You can argue that starting a company in itself is one of the biggest commitments you’ll ever make. When I was in the early days of my business, I remember people telling me, “Don’t push yourself too much; you’ll burn out!” None of those people had their own businesses, of course. But I believed that that your only option is to push yourself, and that if you believe in your business enough, you’ll happily do that.
But admitting yourself into the world of entrepreneurship also creates many, many opportunities, making it incredibly easy to over-commit.
"Want to travel across the country and speak on campuses about college startups?" Packing my bags now!
"How about writing a book about everything you’ve learned starting a company?" Why not?
"Could you contribute a weekly article to this business blog?" Sure!
"I have a friend who wants to start a business. Do you do consulting?" I do now!
"Want to join our young entrepreneurs group?" Where do I sign?
As an entrepreneur, you’re always eager for more. And committing yourself to lots of opportunities can be viewed either as distracting from your actual business, or as part of your business. When I look at the growth of my company, a lot of our big growth factors weren’t mapped-out strategic plans. They were opportunities that came up from meeting people and from the resulting relationships that formed.
I’ve also realized that it’s truly incredible what can happen when you just make the choice to show up. Opportunities can’t happen to you if you’re not present for them. You can’t meet a potential investor if you're not at the event they attend. Your book will never be purchased by a business school if you don't write it. You’ll never be introduced to your future business partner if you don't show up to the networking group.
I’m not saying that every time you say "yes," great things will happen. But I am saying that every time you say "no," your chances for a greater opportunity go to zero. Speaking for me, I’d rather gamble on the slightest possibility of opportunity by saying "yes" than buckle into the safety of saying "no."
Once I offered to speak at a small local business conference one Saturday. One of the other speakers was Jeff Hoffman, the co-founder of Priceline.com, who is now on my board of advisors -- because we were introduced that day. I didn’t go to that conference with the intention to meet Hoffman; but by showing up, my likelihood of something good happening increased.
You could also argue that putting yourself out there can increase the likelihood of something bad happening, which is true, too. But nothing would ever be challenged or get done if we let fear deter us from having experiences. You wouldn’t have started a business if you were afraid of failure.
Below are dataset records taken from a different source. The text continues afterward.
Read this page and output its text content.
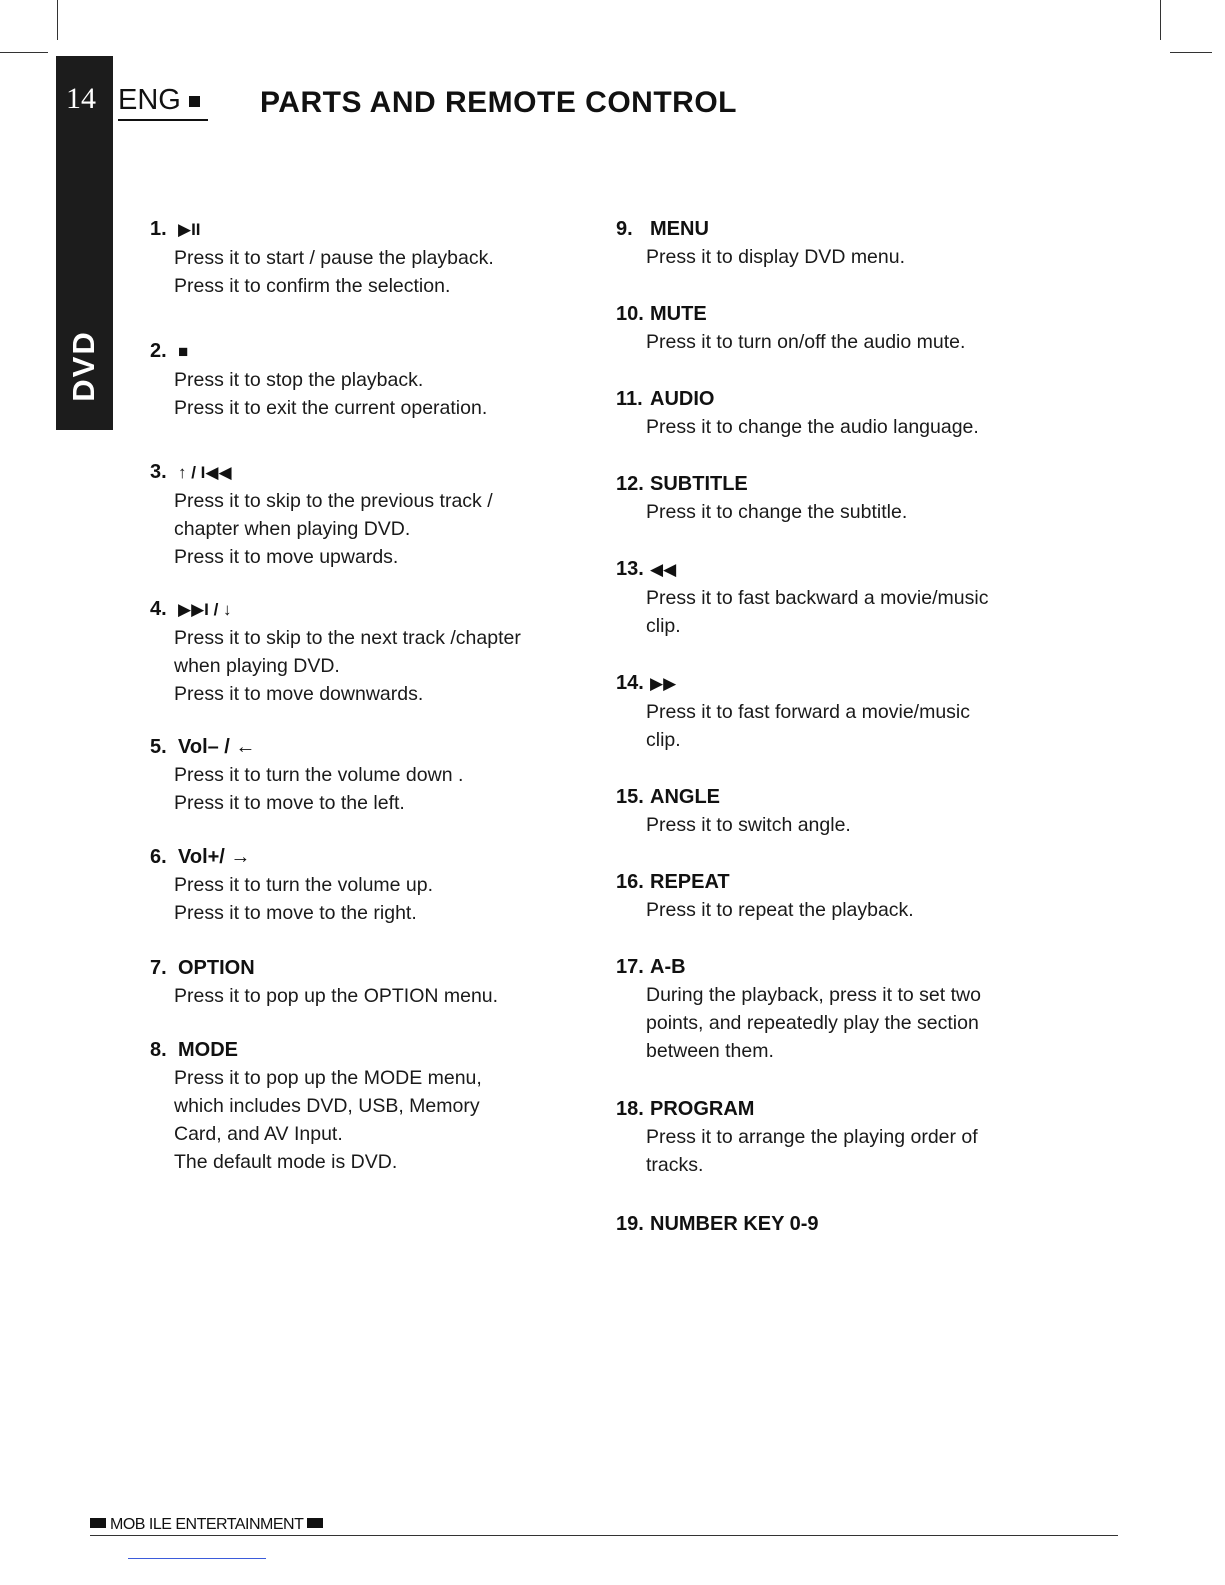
14
DVD
ENG	PARTS AND REMOTE CONTROL
1. ▶II
Press it to start / pause the playback.
Press it to confirm the selection.
2. ■
Press it to stop the playback.
Press it to exit the current operation.
3. ↑ / I◀◀
Press it to skip to the previous track /
chapter when playing DVD.
Press it to move upwards.
4. ▶▶I / ↓
Press it to skip to the next track /chapter
when playing DVD.
Press it to move downwards.
5. Vol– / ←
Press it to turn the volume down .
Press it to move to the left.
6. Vol+/ →
Press it to turn the volume up.
Press it to move to the right.
7. OPTION
Press it to pop up the OPTION menu.
8. MODE
Press it to pop up the MODE menu,
which includes DVD, USB, Memory
Card, and AV Input.
The default mode is DVD.
9. MENU
Press it to display DVD menu.
10. MUTE
Press it to turn on/off the audio mute.
11. AUDIO
Press it to change the audio language.
12. SUBTITLE
Press it to change the subtitle.
13. ◀◀
Press it to fast backward a movie/music
clip.
14. ▶▶
Press it to fast forward a movie/music
clip.
15. ANGLE
Press it to switch angle.
16. REPEAT
Press it to repeat the playback.
17. A-B
During the playback, press it to set two
points, and repeatedly play the section
between them.
18. PROGRAM
Press it to arrange the playing order of
tracks.
19. NUMBER KEY 0-9
MOB ILE ENTERTAINMENT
A common reaction to over-committing is, "Why spread yourself too thin?" But I believe that we humans have a way of weeding through opportunity subconsciously. I think you make time for the things you care about, and you make excuses for the things that you don’t.
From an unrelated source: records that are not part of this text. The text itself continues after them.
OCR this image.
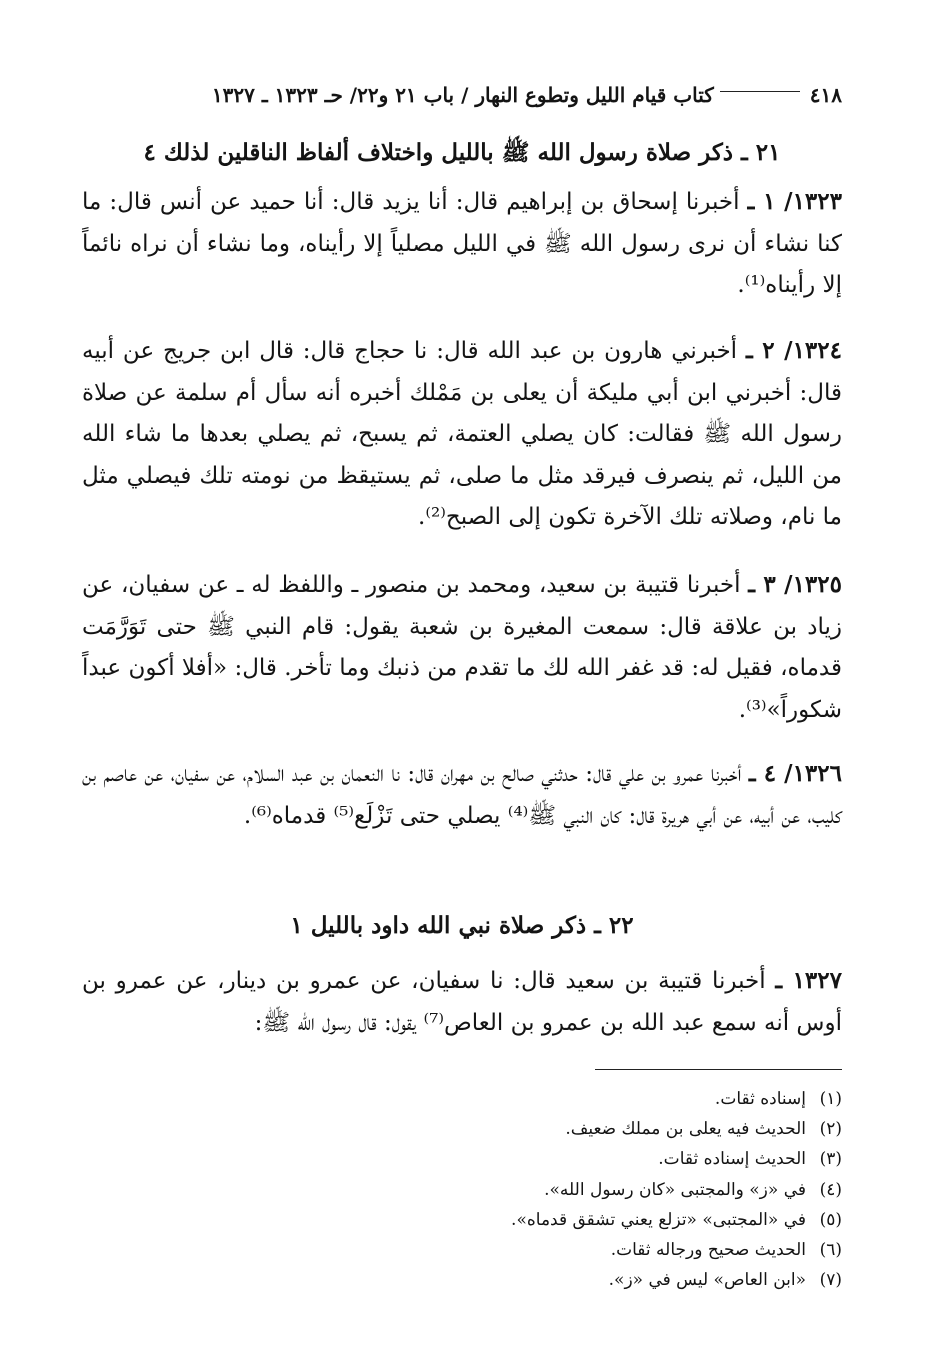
٤١٨
كتاب قيام الليل وتطوع النهار / باب ٢١ و٢٢/ حـ ١٣٢٣ ـ ١٣٢٧
٢١ ـ ذكر صلاة رسول الله ﷺ بالليل واختلاف ألفاظ الناقلين لذلك ٤
١٣٢٣/ ١ ـ أخبرنا إسحاق بن إبراهيم قال: أنا يزيد قال: أنا حميد عن أنس قال: ما كنا نشاء أن نرى رسول الله ﷺ في الليل مصلياً إلا رأيناه، وما نشاء أن نراه نائماً إلا رأيناه⁽¹⁾.
١٣٢٤/ ٢ ـ أخبرني هارون بن عبد الله قال: نا حجاج قال: قال ابن جريج عن أبيه قال: أخبرني ابن أبي مليكة أن يعلى بن مَمْلك أخبره أنه سأل أم سلمة عن صلاة رسول الله ﷺ فقالت: كان يصلي العتمة، ثم يسبح، ثم يصلي بعدها ما شاء الله من الليل، ثم ينصرف فيرقد مثل ما صلى، ثم يستيقظ من نومته تلك فيصلي مثل ما نام، وصلاته تلك الآخرة تكون إلى الصبح⁽²⁾.
١٣٢٥/ ٣ ـ أخبرنا قتيبة بن سعيد، ومحمد بن منصور ـ واللفظ له ـ عن سفيان، عن زياد بن علاقة قال: سمعت المغيرة بن شعبة يقول: قام النبي ﷺ حتى تَوَرَّمَت قدماه، فقيل له: قد غفر الله لك ما تقدم من ذنبك وما تأخر. قال: «أفلا أكون عبداً شكوراً»⁽³⁾.
١٣٢٦/ ٤ ـ أخبرنا عمرو بن علي قال: حدثني صالح بن مهران قال: نا النعمان بن عبد السلام، عن سفيان، عن عاصم بن كليب، عن أبيه، عن أبي هريرة قال: كان النبي ﷺ⁽⁴⁾ يصلي حتى تَزْلَع⁽⁵⁾ قدماه⁽⁶⁾.
٢٢ ـ ذكر صلاة نبي الله داود بالليل ١
١٣٢٧ ـ أخبرنا قتيبة بن سعيد قال: نا سفيان، عن عمرو بن دينار، عن عمرو بن أوس أنه سمع عبد الله بن عمرو بن العاص⁽⁷⁾ يقول: قال رسول الله ﷺ:
(١)إسناده ثقات.
(٢)الحديث فيه يعلى بن مملك ضعيف.
(٣)الحديث إسناده ثقات.
(٤)في «ز» والمجتبى «كان رسول الله».
(٥)في «المجتبى» «تزلع يعني تشقق قدماه».
(٦)الحديث صحيح ورجاله ثقات.
(٧)«ابن العاص» ليس في «ز».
If you hear yourself making excuse after excuse, stop yourself. And if you find yourself setting aside time, consider that an indication that you care enough to do it. I was recently asked to help create a virtual business class. I knew it would be a commitment, but my mind kept drifting to curriculum ideas and topics to include. So I decided to do it, because I was already making time for the class without consciously having set aside that time.
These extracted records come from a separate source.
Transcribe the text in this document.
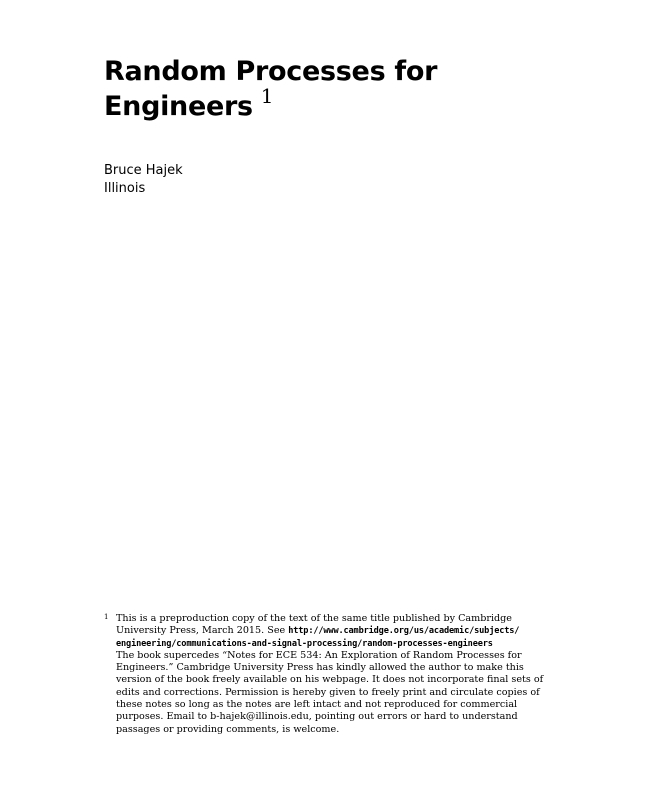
Random Processes for
Engineers $^1$
Bruce Hajek
Illinois
1 This is a preproduction copy of the text of the same title published by Cambridge
University Press, March 2015. See http://www.cambridge.org/us/academic/subjects/
engineering/communications-and-signal-processing/random-processes-engineers
The book supercedes “Notes for ECE 534: An Exploration of Random Processes for
Engineers.” Cambridge University Press has kindly allowed the author to make this
version of the book freely available on his webpage. It does not incorporate final sets of
edits and corrections. Permission is hereby given to freely print and circulate copies of
these notes so long as the notes are left intact and not reproduced for commercial
purposes. Email to b-hajek@illinois.edu, pointing out errors or hard to understand
passages or providing comments, is welcome.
Sometimes, when I look at my calendar and see almost every date filled, I wonder if I do actually over-commit. I wonder if I over-commit myself to my company. I wonder if I over-commit myself to speaking. I wonder if I over-commit myself to a lot of things.
Some people would probably look at that same schedule and say I do too much. But I know that years from now I’ll never wake up now wondering if I did enough. One of the best feelings in the world (no matter how full your schedule is) is having the certainty that you haven't left a stone unturned.
So, find comfort in the fact that you too will never wake up one day with the fear that you’ve let opportunity pass you by.